Ennio Morricone, able to shift into varying types of Italian cinema, contributes one of his most avant-garde scores to fit the nature of the film, drones and atmospheric sounds that adds to the sense the film is from the main character's self-analysing mind. This is just one of the many likely unknown to people considering how prolific the legendary composer was and, having fallen under his spell for his incredible work with Sergio Leone’s westerns, it rewards me the more I see of his career in cinema how Morricone could vary himself between giallo thrillers to contributing these abstract scores through his filmography.
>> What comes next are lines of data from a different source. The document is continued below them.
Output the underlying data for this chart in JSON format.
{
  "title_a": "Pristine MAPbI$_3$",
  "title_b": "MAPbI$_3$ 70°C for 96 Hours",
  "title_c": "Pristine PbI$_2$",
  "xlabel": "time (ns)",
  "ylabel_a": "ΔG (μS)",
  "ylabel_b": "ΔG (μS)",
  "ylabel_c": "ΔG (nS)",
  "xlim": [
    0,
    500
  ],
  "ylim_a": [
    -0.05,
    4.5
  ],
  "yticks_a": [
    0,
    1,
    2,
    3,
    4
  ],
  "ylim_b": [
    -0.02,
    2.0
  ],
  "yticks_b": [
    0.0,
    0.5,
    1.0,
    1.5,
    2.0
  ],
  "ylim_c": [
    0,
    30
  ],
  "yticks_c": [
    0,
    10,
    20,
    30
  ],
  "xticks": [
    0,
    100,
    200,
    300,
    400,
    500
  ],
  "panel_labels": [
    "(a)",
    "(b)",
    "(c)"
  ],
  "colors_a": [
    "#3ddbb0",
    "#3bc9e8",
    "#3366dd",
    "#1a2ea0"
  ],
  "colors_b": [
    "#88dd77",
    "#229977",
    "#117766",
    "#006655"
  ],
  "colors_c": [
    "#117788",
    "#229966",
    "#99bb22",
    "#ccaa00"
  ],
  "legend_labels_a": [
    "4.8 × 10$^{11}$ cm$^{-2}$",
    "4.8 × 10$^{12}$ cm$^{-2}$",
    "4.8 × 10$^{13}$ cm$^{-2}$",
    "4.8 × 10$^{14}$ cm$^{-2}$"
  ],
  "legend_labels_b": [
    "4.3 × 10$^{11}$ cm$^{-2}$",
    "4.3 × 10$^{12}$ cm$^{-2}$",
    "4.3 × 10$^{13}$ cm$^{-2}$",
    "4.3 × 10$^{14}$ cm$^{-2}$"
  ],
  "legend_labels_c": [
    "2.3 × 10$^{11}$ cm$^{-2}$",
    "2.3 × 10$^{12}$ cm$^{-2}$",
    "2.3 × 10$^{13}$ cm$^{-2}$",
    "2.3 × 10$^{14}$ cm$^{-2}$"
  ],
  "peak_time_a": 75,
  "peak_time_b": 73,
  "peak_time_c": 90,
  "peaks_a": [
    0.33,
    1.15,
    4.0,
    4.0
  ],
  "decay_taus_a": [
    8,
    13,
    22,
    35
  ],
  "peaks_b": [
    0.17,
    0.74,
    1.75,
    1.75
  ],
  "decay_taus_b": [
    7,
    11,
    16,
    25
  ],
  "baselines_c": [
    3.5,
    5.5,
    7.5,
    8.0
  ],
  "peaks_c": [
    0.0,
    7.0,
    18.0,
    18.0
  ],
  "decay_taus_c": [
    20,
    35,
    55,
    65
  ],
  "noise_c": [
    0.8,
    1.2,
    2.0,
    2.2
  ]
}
The central drama itself is immensely engaging. At times even unable to say a word, the protagonist Michele is literally half a man, the favourite of the father who is not there, hated by his mother, the past revealed to the viewer showing that he is damaged by his upbringing but as much the result of who he is as a person since he was born, alien to the world. His horror, as we see the images in an unsettling amount of slow motion, of the act of hunting birds for sport with the family, emphasises that he is disconnected to his own lineage and isolated. The characterisation has been seen before in many other films - of the mother disappointed in her son, the superior older brother, the distant and antisocial younger son - but the tone of the film gives the drama more effect because the abstract tone forces you to engage with the drama more when it is finally given to you. After abrupt images of birds falling out the sky in slow motion are first seen, the original context of such images later makes them even more striking when tied to a key point in the character's memories. It is a shame the film is as obscure as it has felt for me, as this fascinates as De Seta, gaining his acclaim for his work in documentary, committed as much to this project he helped co-write, showing his voice was as committed to a project entirely outside his work from before. What he makes, fully feeling like the logical progression of how the vastness of a novel can be interpreted in the medium of cinema by the latter’s techniques, is the kind of intense, minimalist drama comparable to Michelangelo Antonioni, that is far more rewarding in that it makes the route of the truths as rewarding as the reasons behind the characters themselves.